I checked out their website, and it sounded just the job. Also it came with a free case, and was cheaper than the Sony. Now that I know that all the hints I’ve dropped over the past six months have been in vain and I’m getting 18th Century shoes for my birthday, I decided to buy it for myself. More news on that when it arrives!

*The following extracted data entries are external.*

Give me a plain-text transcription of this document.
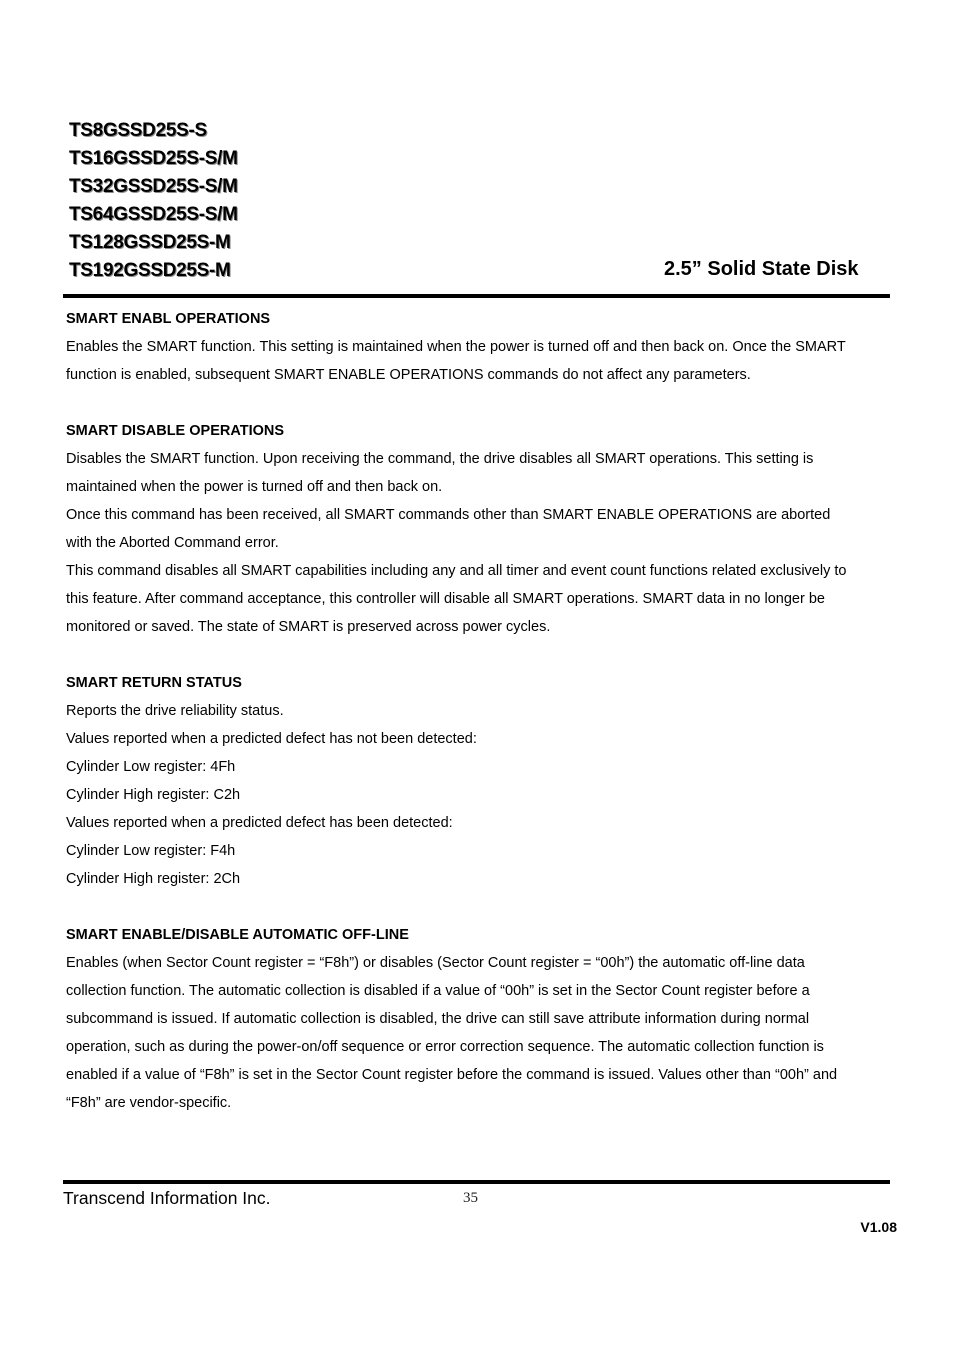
TS8GSSD25S-S
TS16GSSD25S-S/M
TS32GSSD25S-S/M
TS64GSSD25S-S/M
TS128GSSD25S-M
TS192GSSD25S-M	2.5” Solid State Disk
SMART ENABL OPERATIONS
Enables the SMART function. This setting is maintained when the power is turned off and then back on. Once the SMART
function is enabled, subsequent SMART ENABLE OPERATIONS commands do not affect any parameters.
SMART DISABLE OPERATIONS
Disables the SMART function. Upon receiving the command, the drive disables all SMART operations. This setting is
maintained when the power is turned off and then back on.
Once this command has been received, all SMART commands other than SMART ENABLE OPERATIONS are aborted
with the Aborted Command error.
This command disables all SMART capabilities including any and all timer and event count functions related exclusively to
this feature. After command acceptance, this controller will disable all SMART operations. SMART data in no longer be
monitored or saved. The state of SMART is preserved across power cycles.
SMART RETURN STATUS
Reports the drive reliability status.
Values reported when a predicted defect has not been detected:
Cylinder Low register: 4Fh
Cylinder High register: C2h
Values reported when a predicted defect has been detected:
Cylinder Low register: F4h
Cylinder High register: 2Ch
SMART ENABLE/DISABLE AUTOMATIC OFF-LINE
Enables (when Sector Count register = “F8h”) or disables (Sector Count register = “00h”) the automatic off-line data
collection function. The automatic collection is disabled if a value of “00h” is set in the Sector Count register before a
subcommand is issued. If automatic collection is disabled, the drive can still save attribute information during normal
operation, such as during the power-on/off sequence or error correction sequence. The automatic collection function is
enabled if a value of “F8h” is set in the Sector Count register before the command is issued. Values other than “00h” and
“F8h” are vendor-specific.
Transcend Information Inc.	35
V1.08
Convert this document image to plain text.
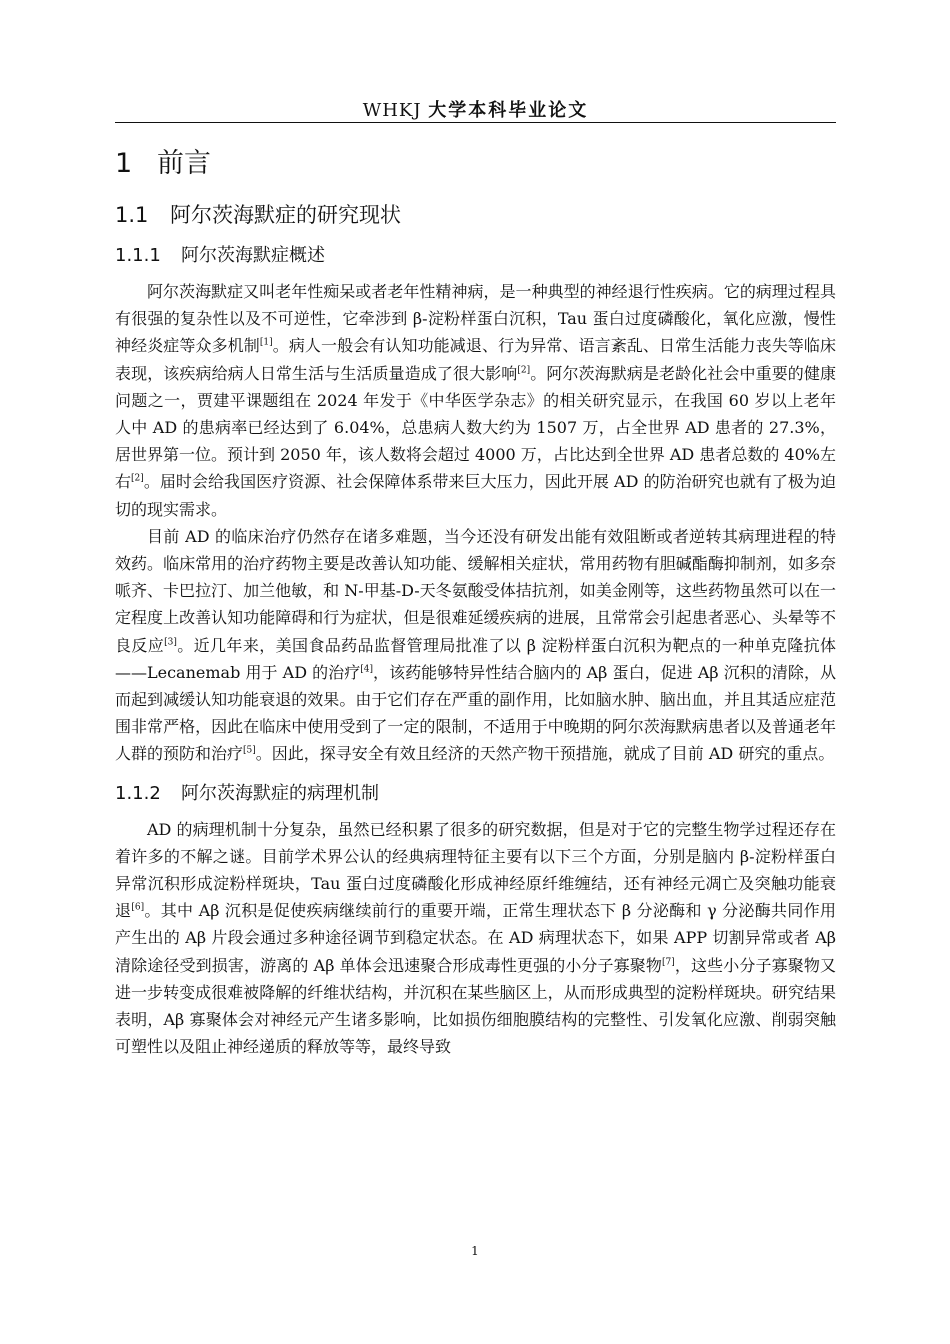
WHKJ 大学本科毕业论文
1 前言
1.1 阿尔茨海默症的研究现状
1.1.1 阿尔茨海默症概述

阿尔茨海默症又叫老年性痴呆或者老年性精神病，是一种典型的神经退行性疾病。它的病理过程具有很强的复杂性以及不可逆性，它牵涉到 β-淀粉样蛋白沉积，Tau 蛋白过度磷酸化，氧化应激，慢性神经炎症等众多机制[1]。病人一般会有认知功能减退、行为异常、语言紊乱、日常生活能力丧失等临床表现，该疾病给病人日常生活与生活质量造成了很大影响[2]。阿尔茨海默病是老龄化社会中重要的健康问题之一，贾建平课题组在 2024 年发于《中华医学杂志》的相关研究显示，在我国 60 岁以上老年人中 AD 的患病率已经达到了 6.04%，总患病人数大约为 1507 万，占全世界 AD 患者的 27.3%，居世界第一位。预计到 2050 年，该人数将会超过 4000 万，占比达到全世界 AD 患者总数的 40%左右[2]。届时会给我国医疗资源、社会保障体系带来巨大压力，因此开展 AD 的防治研究也就有了极为迫切的现实需求。

目前 AD 的临床治疗仍然存在诸多难题，当今还没有研发出能有效阻断或者逆转其病理进程的特效药。临床常用的治疗药物主要是改善认知功能、缓解相关症状，常用药物有胆碱酯酶抑制剂，如多奈哌齐、卡巴拉汀、加兰他敏，和 N-甲基-D-天冬氨酸受体拮抗剂，如美金刚等，这些药物虽然可以在一定程度上改善认知功能障碍和行为症状，但是很难延缓疾病的进展，且常常会引起患者恶心、头晕等不良反应[3]。近几年来，美国食品药品监督管理局批准了以 β 淀粉样蛋白沉积为靶点的一种单克隆抗体——Lecanemab 用于 AD 的治疗[4]，该药能够特异性结合脑内的 Aβ 蛋白，促进 Aβ 沉积的清除，从而起到减缓认知功能衰退的效果。由于它们存在严重的副作用，比如脑水肿、脑出血，并且其适应症范围非常严格，因此在临床中使用受到了一定的限制，不适用于中晚期的阿尔茨海默病患者以及普通老年人群的预防和治疗[5]。因此，探寻安全有效且经济的天然产物干预措施，就成了目前 AD 研究的重点。

1.1.2 阿尔茨海默症的病理机制

AD 的病理机制十分复杂，虽然已经积累了很多的研究数据，但是对于它的完整生物学过程还存在着许多的不解之谜。目前学术界公认的经典病理特征主要有以下三个方面，分别是脑内 β-淀粉样蛋白异常沉积形成淀粉样斑块，Tau 蛋白过度磷酸化形成神经原纤维缠结，还有神经元凋亡及突触功能衰退[6]。其中 Aβ 沉积是促使疾病继续前行的重要开端，正常生理状态下 β 分泌酶和 γ 分泌酶共同作用产生出的 Aβ 片段会通过多种途径调节到稳定状态。在 AD 病理状态下，如果 APP 切割异常或者 Aβ 清除途径受到损害，游离的 Aβ 单体会迅速聚合形成毒性更强的小分子寡聚物[7]，这些小分子寡聚物又进一步转变成很难被降解的纤维状结构，并沉积在某些脑区上，从而形成典型的淀粉样斑块。研究结果表明，Aβ 寡聚体会对神经元产生诸多影响，比如损伤细胞膜结构的完整性、引发氧化应激、削弱突触可塑性以及阻止神经递质的释放等等，最终导致

1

Also, yay! Shining in the Sun is showing up on Samhain’s “Coming Soon” page. First unfolding seedling of a new release 🙂
This must mean I’ll be getting a cover soon. Keep your fingers crossed for me! While I can’t expect anything as outstanding as the cover art for Captain’s Surrender twice in a row, Samhain’s cover art is always very good. But it’s still nerve-wracking when you don’t have any idea at all of what you’ll get.
Through the wonders of Google Alert, I discovered today that somebody has made a Wikipedia page for me!
http://en.wikipedia.org/wiki/Alex_Beecroft
Wow! Fame! I feel as if I’ve really arrived. (And my children are now broadcasting it about the internet in an attempt to one-up their friends. Your mother might be a brain surgeon, but I bet she isn’t on Wikipedia…. 😉 ) Whoever you are, oh Wikipedia Page-maker, you are a complete star. Thank you so much 🙂 How cool is that?!